Yannick Rousselet vous a présenté les informations relatives au chantier qui conduisent à avoir aujourd'hui une meilleure connaissance de la durée et du coût réels de la construction d'un EPR. Il reste encore au moins quatre ans de chantier en France, et de un à deux en Finlande, suivant que l'on écoute Areva ou l'opérateur TVO, mais il est d'ores et déjà certain qu'il y aura une multiplication par deux de la durée du chantier de Flamanville et un retard de cinq à sept ans sur celui d'Olkiluoto. Quant aux coûts, ils ont été multipliés par trois par rapport aux évaluations données en 2005, au moment du débat public ; à l'époque, EDF annonçait un EPR à 2,8 milliards d'euros et la Direction générale de l'énergie et des matières premières (DGEMP) tablait sur 1,6 milliard. C'est sur cette base qu'a été décidée la construction du réacteur de Flamanville. En avril 2007, au moment où le chantier a débuté, l'estimation d'EDF avait déjà été portée à 3,4 milliards – mais nous savons tous que, dans le cadre d'une réponse à un appel d'offre et d'une négociation industrielle, ce type de dépassement est monnaie courante. Le problème, c'est que l'augmentation s'est poursuivie : 4 milliards d'euros en décembre 2008, 5 milliards en 2010, 6 milliards en 2011, et ce jusqu'en décembre 2012, date de la dernière mise à jour, où le coût total de la construction de l'EPR a été relevé par EDF à 8,5 milliards, en même temps qu'était annoncé un retard supplémentaire de deux ans pour la mise en service du réacteur. Comme il reste encore au moins deux ans de chantier, le dérapage des coûts peut se poursuivre.

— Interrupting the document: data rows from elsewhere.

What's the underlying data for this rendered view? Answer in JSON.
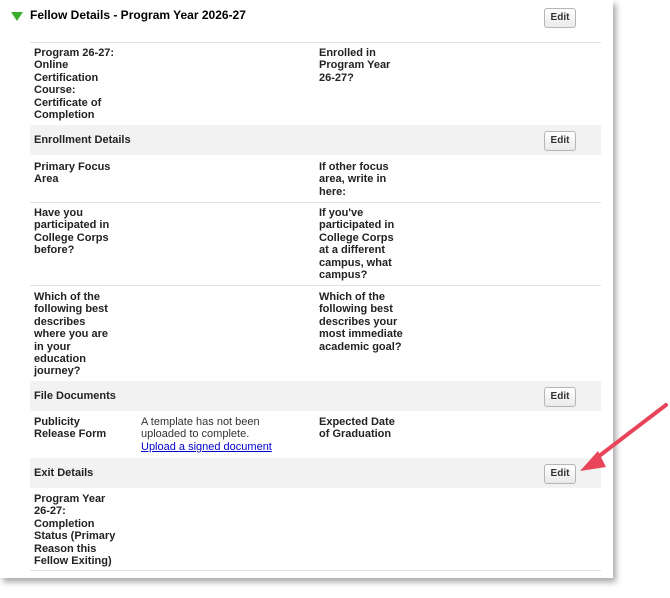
{
  "panel": {
    "title": "Fellow Details - Program Year 2026-27",
    "edit_label": "Edit"
  },
  "program": {
    "label_left": "Program 26-27:\nOnline\nCertification\nCourse:\nCertificate of\nCompletion",
    "label_right": "Enrolled in\nProgram Year\n26-27?"
  },
  "enrollment": {
    "title": "Enrollment Details",
    "edit_label": "Edit",
    "row1_left": "Primary Focus\nArea",
    "row1_right": "If other focus\narea, write in\nhere:",
    "row2_left": "Have you\nparticipated in\nCollege Corps\nbefore?",
    "row2_right": "If you've\nparticipated in\nCollege Corps\nat a different\ncampus, what\ncampus?",
    "row3_left": "Which of the\nfollowing best\ndescribes\nwhere you are\nin your\neducation\njourney?",
    "row3_right": "Which of the\nfollowing best\ndescribes your\nmost immediate\nacademic goal?"
  },
  "files": {
    "title": "File Documents",
    "edit_label": "Edit",
    "publicity_label": "Publicity\nRelease Form",
    "template_text": "A template has not been\nuploaded to complete.",
    "upload_link": "Upload a signed document",
    "graduation_label": "Expected Date\nof Graduation"
  },
  "exit": {
    "title": "Exit Details",
    "edit_label": "Edit",
    "completion_label": "Program Year\n26-27:\nCompletion\nStatus (Primary\nReason this\nFellow Exiting)"
  },
  "annotation_color": "#e8455a"
}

Pour sa part, le Réseau de transport d'électricité (RTE), dans sa dernière mise à jour du schéma décennal et du bilan prévisionnel, envisage une injection sur le réseau des premiers kilowattheures produits par l'EPR vers la fin 2016 – tout en précisant que rien n'est certain. RTE a également réalisé des tests afin d'assurer la stabilité du réseau sans tenir compte de la disponibilité de l'EPR. Tout le monde est donc très prudent.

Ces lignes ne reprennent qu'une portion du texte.